Cardinality Of $n^{\aleph_0}$ for cardinals $n$ up to $\aleph_0$?

In this context, the notation $a^b$ is the size of the set of functions from a set of size $b$ to one of size $a$. For example, you can check for yourself that there are exactly 8 possible functions from a set of size 3 to one of size 2.

The notation $n^{\aleph _0}$ means the number of dfferent fuctions from $\Bbb N$ to a set with $n$ elements. We can take our set of $n$ elements to be $\{0,1,2,\ldots ,n-1\}$. And we can understand a function from $\Bbb N$ to $\{0,1,2,\ldots ,n-1\}$ as an infinite sequence of elements of $\{0,1,2,\ldots ,n-1\}$. ( In fact, this is the formal definition of “sequence”.)

It can be shown that for $n≥2$ the set of sequences is always the same size. Here is one unusually straightforward example. Suppose $b_1, b_2, b_3, b_4,\ldots$ is a sequence whose elements are all $0$’s and $1$’s. Then $$b_1\cdot 2+b_2, b_3\cdot2+b_4, \ldots$$ is a sequence whose elements are all from $\{0,1,2,3\}$, and each sequence of elements of $\{0,1,2,3\}$ similarly corresponds to exactly one sequence of elements of $\{0,1\}$.

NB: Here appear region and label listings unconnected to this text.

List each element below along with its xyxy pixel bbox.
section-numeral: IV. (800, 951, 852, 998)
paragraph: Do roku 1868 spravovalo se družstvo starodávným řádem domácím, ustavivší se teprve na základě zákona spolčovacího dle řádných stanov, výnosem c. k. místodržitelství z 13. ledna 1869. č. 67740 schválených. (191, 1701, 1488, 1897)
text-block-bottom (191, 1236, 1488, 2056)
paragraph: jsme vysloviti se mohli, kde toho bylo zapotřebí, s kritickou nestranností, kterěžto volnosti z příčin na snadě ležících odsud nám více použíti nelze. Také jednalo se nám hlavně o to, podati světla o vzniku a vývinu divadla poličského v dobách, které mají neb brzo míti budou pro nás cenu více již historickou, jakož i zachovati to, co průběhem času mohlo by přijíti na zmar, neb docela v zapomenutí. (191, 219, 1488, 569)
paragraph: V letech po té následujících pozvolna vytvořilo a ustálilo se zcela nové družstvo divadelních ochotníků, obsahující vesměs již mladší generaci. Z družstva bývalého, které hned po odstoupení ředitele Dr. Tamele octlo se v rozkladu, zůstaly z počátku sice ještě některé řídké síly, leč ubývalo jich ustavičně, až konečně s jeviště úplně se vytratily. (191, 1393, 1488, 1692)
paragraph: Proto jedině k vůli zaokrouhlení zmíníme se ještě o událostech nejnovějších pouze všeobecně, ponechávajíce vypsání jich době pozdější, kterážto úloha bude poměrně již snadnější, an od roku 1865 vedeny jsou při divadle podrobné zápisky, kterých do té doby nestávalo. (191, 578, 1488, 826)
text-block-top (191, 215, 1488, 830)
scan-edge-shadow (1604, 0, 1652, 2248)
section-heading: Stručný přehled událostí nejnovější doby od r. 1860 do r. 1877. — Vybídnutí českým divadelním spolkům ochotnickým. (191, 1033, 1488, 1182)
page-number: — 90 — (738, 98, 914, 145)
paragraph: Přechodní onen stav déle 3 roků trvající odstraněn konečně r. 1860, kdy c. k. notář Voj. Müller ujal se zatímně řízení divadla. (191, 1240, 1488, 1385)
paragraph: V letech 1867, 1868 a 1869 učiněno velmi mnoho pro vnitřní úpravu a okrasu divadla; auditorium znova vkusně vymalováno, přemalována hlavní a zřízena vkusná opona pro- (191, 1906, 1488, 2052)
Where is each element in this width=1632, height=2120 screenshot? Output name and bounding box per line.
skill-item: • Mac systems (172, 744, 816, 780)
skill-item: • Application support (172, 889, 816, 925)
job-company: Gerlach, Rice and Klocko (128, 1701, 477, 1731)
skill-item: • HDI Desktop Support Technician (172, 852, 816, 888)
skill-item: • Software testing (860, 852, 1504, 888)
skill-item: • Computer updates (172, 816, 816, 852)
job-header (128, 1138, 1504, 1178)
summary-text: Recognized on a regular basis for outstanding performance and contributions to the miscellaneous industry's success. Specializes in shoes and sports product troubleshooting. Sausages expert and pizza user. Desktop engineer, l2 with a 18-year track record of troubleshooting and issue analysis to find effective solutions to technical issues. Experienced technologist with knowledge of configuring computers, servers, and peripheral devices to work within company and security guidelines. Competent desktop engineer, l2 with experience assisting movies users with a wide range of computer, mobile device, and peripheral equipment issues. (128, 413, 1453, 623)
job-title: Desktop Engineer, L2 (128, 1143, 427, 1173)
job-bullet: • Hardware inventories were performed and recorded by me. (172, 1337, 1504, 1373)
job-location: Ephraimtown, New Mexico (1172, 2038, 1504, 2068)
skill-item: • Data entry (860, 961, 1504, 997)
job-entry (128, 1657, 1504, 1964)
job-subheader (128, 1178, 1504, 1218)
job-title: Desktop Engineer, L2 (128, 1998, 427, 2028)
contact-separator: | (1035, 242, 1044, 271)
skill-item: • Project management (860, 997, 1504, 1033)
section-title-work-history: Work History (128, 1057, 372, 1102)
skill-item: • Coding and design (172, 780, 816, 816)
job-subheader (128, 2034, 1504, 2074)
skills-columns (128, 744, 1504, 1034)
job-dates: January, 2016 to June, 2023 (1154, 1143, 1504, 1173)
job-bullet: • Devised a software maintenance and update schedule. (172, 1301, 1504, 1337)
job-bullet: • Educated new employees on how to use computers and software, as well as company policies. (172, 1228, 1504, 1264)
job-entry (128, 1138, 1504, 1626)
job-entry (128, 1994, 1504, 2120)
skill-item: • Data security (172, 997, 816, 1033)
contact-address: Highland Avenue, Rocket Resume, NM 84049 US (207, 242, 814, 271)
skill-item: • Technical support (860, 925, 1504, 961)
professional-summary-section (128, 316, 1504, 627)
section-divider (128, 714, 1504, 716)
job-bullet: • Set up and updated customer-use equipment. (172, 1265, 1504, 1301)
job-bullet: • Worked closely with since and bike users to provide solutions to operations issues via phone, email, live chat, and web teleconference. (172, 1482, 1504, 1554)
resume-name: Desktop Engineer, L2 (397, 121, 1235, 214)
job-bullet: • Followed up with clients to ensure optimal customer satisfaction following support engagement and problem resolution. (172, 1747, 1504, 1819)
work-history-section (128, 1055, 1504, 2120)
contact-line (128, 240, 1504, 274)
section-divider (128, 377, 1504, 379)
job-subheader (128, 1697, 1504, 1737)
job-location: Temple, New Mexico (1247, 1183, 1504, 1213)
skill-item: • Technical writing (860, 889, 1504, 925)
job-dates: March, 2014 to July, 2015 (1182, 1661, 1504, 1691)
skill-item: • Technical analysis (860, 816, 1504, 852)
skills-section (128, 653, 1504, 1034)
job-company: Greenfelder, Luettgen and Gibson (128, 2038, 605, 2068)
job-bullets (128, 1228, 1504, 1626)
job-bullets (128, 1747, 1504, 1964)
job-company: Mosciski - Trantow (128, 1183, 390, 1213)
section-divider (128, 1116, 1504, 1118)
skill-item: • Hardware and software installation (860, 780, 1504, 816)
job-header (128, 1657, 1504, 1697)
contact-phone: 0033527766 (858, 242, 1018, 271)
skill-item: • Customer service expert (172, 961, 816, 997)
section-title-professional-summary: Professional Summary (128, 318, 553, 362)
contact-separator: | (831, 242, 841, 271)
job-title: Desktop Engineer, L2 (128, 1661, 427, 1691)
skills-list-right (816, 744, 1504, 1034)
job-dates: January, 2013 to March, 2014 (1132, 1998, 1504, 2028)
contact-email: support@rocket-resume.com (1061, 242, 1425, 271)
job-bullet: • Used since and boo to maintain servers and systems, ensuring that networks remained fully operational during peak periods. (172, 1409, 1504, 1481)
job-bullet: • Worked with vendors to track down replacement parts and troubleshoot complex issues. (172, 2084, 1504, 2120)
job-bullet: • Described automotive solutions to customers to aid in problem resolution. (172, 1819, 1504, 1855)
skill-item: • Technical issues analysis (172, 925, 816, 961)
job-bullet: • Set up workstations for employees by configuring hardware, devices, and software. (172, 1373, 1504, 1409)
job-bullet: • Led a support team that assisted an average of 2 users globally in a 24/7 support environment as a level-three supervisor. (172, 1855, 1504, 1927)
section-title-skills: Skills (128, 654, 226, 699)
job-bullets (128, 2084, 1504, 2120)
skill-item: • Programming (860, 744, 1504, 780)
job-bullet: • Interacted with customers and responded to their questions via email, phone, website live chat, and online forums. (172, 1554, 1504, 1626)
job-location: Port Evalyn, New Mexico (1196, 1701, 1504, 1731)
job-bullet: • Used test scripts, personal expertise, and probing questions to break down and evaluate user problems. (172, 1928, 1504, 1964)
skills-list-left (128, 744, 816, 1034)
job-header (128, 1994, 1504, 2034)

For other $n≥2$ the situation is the same. Note that each real number between 0 and 1 usually corresponds to a single sequence of elements of $\{0,1,\ldots n-1\}$: its representation as a sequence of base-$n$ digits. (There are some exceptions, but only a few, and these don't affect the final count.)

For $n=1$ the situation is simpler. There is only one sequence: $$1,1,1,1,1,\ldots$$ so $$1^{\aleph_0}=1.$$

For $n=0$, there are no sequences because the set of permitted elements is empty: $$0^{\aleph_0}=0.$$

It can be shown that $\aleph_0^{\aleph_0} =2^{\aleph_0}$. But $\aleph_{\aleph_0}$ (usually written $\aleph_\omega$ for technical reasons) is much, much larger, far larger than $\aleph_1$.